Keystone Identity provides authentic and authorization services for OpenStack services. Keystone also provides the central repository for available services and their end points. Keystone also enables definition of Users, Roles that can be assigned to Projects (Tenants). Keystone uses MariaDB by default but can use LDAP (not sure if a DB backend is still required in that case).
Behind the core OpenStack services above – there are some other critical services (dependencies):
- Time synchronization – OpenStack services depend on this for communication, in particular Keystone issues access tickets that are tied to timestamps
- Database – MariaDB (by default) for Keystone is a critical services
- Message Queue – Enable message passing between services – which given the RESTful communications is again critical
Following on from the brief overview of key components of OpenStack we look at the RESTful api – basically just stating that HTTP with JSON is prevalent.
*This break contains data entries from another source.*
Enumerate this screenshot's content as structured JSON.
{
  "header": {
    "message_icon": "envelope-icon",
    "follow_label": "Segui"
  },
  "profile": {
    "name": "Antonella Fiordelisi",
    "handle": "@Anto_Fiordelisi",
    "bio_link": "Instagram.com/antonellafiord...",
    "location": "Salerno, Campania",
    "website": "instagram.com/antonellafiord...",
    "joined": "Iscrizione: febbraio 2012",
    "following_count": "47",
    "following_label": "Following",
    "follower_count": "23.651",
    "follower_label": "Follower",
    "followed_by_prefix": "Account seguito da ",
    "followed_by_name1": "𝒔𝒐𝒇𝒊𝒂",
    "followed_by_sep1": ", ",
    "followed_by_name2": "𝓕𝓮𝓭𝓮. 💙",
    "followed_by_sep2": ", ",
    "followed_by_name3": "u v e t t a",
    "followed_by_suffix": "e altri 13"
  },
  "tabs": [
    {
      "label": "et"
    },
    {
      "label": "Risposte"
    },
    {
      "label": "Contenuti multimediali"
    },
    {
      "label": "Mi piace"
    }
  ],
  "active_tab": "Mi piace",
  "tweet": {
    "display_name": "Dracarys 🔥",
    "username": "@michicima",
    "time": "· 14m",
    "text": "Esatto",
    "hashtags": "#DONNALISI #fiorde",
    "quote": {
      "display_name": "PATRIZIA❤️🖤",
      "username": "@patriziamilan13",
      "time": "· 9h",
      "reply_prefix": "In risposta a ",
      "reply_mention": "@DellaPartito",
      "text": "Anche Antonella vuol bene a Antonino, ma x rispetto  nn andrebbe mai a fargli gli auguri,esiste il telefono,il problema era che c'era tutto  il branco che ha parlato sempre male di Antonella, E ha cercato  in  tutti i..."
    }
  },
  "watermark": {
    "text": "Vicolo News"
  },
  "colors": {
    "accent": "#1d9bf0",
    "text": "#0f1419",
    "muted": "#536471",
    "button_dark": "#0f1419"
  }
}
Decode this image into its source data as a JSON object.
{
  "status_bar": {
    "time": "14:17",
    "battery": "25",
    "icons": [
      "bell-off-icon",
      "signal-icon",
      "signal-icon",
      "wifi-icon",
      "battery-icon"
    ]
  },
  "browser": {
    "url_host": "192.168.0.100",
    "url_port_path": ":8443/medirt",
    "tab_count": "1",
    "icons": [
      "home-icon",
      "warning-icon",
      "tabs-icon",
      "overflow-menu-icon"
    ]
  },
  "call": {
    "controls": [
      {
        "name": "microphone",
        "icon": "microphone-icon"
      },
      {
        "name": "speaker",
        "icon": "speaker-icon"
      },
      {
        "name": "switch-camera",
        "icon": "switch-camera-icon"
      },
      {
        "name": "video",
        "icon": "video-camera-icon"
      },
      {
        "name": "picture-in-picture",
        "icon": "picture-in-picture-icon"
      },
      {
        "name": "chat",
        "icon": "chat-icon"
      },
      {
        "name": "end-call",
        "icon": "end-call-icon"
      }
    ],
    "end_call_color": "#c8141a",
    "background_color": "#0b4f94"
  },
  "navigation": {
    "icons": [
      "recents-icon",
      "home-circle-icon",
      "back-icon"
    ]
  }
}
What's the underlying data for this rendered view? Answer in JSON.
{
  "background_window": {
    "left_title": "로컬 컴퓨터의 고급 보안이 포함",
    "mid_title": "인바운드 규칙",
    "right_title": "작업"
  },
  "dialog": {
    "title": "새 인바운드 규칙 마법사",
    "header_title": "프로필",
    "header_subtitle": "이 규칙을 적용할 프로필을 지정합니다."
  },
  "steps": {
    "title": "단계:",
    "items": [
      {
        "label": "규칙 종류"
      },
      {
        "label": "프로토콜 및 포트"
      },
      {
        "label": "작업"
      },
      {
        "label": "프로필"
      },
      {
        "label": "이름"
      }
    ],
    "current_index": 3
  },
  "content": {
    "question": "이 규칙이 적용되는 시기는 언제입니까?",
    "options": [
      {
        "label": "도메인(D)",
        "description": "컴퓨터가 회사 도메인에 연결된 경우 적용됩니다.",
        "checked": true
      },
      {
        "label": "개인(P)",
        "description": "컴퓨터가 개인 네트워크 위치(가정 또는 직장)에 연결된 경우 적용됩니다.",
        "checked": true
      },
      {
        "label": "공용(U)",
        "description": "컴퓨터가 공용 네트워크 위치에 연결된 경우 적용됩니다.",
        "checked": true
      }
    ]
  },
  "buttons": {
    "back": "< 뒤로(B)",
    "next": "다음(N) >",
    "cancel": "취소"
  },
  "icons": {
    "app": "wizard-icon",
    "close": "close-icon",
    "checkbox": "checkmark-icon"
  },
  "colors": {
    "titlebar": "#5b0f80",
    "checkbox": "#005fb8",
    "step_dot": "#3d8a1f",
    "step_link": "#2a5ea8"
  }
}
If one wanted to basically all OpenStack operations could be complete with cURL.
Horizon is the introduced as a web-based GUI alternative to using the RESTful APIs or the command line client. The command line client can be configure to point to Keystone from which it will discover all the other available services (Nova, Neutron, Swift, Glance etc). The Horizon Dashboard distinguished between Administrators and Tenants but based on our initial testing.
That’s a wrap for, Session 3 we will start deploying OpenStack!